Ce que l’ambassade demande
Quatre ans plus tard, une publication Facebook.
Le 25 août 2026, l’ambassade d’Ukraine aux États-Unis demande à l’orchestre d’annuler. La cible est précise. Les concerts « Forces of Nature » des 6 et 7 novembre, à Maryland Hall. Le Concerto pour violon n° 1 de Chostakovitch. Repin en soliste.
L’ambassade écrit que l’invitation soulève de sérieuses préoccupations. Elle parle d’une implication documentée dans des initiatives culturelles liées à l’État russe. The Violin Channel reproduit le texte.
Elle avance deux pièces.
Deux pièces, deux dates
La première, un concert. Le 21 février 2024, selon l’ambassade, Repin joue avec l’Orchestre d’État du Kremlin. Un concert organisé par une fondation du Kremlin pour la Journée du défenseur de la Patrie. Présenté, toujours selon l’ambassade, comme un hommage aux grands défenseurs de la Russie.
La seconde, de l’argent. Depuis l’invasion, écrit l’ambassade, la fondation de Repin pour le développement des arts reçoit un financement substantiel du Fonds présidentiel des initiatives culturelles.

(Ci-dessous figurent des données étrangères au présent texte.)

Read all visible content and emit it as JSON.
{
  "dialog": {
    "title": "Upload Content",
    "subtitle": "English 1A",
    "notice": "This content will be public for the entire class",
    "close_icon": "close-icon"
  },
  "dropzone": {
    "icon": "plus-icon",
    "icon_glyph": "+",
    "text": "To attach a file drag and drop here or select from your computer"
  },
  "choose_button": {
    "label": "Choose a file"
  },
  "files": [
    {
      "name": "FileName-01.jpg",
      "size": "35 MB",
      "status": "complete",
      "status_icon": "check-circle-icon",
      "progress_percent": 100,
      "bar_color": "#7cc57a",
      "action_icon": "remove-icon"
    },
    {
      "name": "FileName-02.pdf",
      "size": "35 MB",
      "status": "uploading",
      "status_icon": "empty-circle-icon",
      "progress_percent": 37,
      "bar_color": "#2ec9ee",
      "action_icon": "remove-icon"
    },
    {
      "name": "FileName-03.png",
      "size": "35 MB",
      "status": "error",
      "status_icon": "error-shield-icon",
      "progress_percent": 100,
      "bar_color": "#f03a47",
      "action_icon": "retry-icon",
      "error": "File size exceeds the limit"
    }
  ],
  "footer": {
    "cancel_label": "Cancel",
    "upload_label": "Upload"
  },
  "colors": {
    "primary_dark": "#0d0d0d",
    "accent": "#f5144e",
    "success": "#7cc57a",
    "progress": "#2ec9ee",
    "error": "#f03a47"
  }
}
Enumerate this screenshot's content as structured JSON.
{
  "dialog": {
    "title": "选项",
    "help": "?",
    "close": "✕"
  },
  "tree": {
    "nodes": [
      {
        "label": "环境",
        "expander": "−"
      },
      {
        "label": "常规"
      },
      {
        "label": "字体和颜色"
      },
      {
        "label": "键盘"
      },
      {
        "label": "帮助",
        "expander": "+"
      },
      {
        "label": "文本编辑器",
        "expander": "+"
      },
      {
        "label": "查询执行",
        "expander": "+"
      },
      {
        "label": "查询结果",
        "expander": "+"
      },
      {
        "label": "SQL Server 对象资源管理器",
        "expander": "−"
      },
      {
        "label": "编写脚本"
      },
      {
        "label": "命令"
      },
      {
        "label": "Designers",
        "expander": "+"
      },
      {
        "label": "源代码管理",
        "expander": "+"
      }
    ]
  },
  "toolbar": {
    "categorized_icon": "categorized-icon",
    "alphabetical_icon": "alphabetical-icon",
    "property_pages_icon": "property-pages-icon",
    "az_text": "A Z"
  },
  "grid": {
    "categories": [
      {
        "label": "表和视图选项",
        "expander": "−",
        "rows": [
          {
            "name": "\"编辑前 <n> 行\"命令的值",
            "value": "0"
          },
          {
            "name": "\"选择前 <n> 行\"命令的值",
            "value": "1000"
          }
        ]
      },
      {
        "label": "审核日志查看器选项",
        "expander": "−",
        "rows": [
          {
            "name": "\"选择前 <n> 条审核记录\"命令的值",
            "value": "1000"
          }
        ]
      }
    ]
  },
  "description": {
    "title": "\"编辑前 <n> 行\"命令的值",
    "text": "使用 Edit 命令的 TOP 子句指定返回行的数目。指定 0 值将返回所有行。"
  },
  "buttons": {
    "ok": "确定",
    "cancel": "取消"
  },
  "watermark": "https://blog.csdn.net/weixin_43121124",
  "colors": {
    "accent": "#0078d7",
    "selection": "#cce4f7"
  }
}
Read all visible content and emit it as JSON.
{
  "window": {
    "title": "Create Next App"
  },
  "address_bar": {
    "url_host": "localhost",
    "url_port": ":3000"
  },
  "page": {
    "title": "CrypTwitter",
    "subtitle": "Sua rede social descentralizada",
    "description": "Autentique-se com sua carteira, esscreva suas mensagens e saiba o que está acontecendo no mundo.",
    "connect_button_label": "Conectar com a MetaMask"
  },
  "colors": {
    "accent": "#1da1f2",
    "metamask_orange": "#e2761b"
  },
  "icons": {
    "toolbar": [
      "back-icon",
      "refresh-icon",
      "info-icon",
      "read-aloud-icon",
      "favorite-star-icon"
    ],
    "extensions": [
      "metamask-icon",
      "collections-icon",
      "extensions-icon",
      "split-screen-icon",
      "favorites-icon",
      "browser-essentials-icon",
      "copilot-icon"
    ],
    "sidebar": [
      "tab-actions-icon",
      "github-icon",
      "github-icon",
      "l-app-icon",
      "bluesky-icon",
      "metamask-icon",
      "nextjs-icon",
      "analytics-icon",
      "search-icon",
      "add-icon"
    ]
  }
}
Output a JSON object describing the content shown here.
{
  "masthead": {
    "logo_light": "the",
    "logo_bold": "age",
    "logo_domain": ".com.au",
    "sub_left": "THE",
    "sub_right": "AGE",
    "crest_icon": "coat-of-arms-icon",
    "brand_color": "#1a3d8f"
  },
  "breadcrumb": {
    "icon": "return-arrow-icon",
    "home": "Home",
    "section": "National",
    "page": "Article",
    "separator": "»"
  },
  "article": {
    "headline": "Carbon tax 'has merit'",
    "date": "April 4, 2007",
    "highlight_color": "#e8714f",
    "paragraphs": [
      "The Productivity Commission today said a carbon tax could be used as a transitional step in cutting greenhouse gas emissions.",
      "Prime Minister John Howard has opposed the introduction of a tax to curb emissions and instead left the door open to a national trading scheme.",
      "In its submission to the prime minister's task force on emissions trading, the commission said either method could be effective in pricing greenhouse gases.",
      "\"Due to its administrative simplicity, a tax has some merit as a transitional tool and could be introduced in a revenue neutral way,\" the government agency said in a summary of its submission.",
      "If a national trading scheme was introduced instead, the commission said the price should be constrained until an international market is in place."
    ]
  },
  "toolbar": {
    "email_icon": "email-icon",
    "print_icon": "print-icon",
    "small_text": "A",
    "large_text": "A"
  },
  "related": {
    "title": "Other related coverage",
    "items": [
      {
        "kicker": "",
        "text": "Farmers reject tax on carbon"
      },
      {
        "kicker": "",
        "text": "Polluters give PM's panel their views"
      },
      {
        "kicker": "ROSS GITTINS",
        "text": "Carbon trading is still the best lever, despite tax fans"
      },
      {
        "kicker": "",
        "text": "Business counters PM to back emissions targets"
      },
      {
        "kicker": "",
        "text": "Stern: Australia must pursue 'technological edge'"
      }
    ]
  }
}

Puis elle rappelle 2022. L’orchestre avait retiré Repin. Il avait remplacé le concert par un hommage à l’Ukraine. L’ambassade espère qu’il réaffirme cette solidarité.
Deux pièces, donc. Une scène. Un guichet.
Aucune opinion prêtée au violoniste. L’ambassade parle d’institutions, pas d’un cœur.
L’appel ne vise pas une opinion. Il vise deux guichets.
Premier septembre
Aucune preuve trouvée
L’orchestre répond par écrit.
Le 1er septembre 2026, The Violin Channel publie sa réponse. Elle tient en quatre temps.
D’abord, l’ensemble condamne sans équivoque les atrocités commises contre le peuple ukrainien par le régime de Vladimir Poutine. Il parle d’une guerre d’agression non provoquée et illégale.
Ensuite, 2022. La décision de remplacer Repin répondait à des circonstances qui évoluaient vite. Elle ne reposait pas, écrit l’orchestre, sur une détermination que Repin soutenait Poutine ou l’invasion.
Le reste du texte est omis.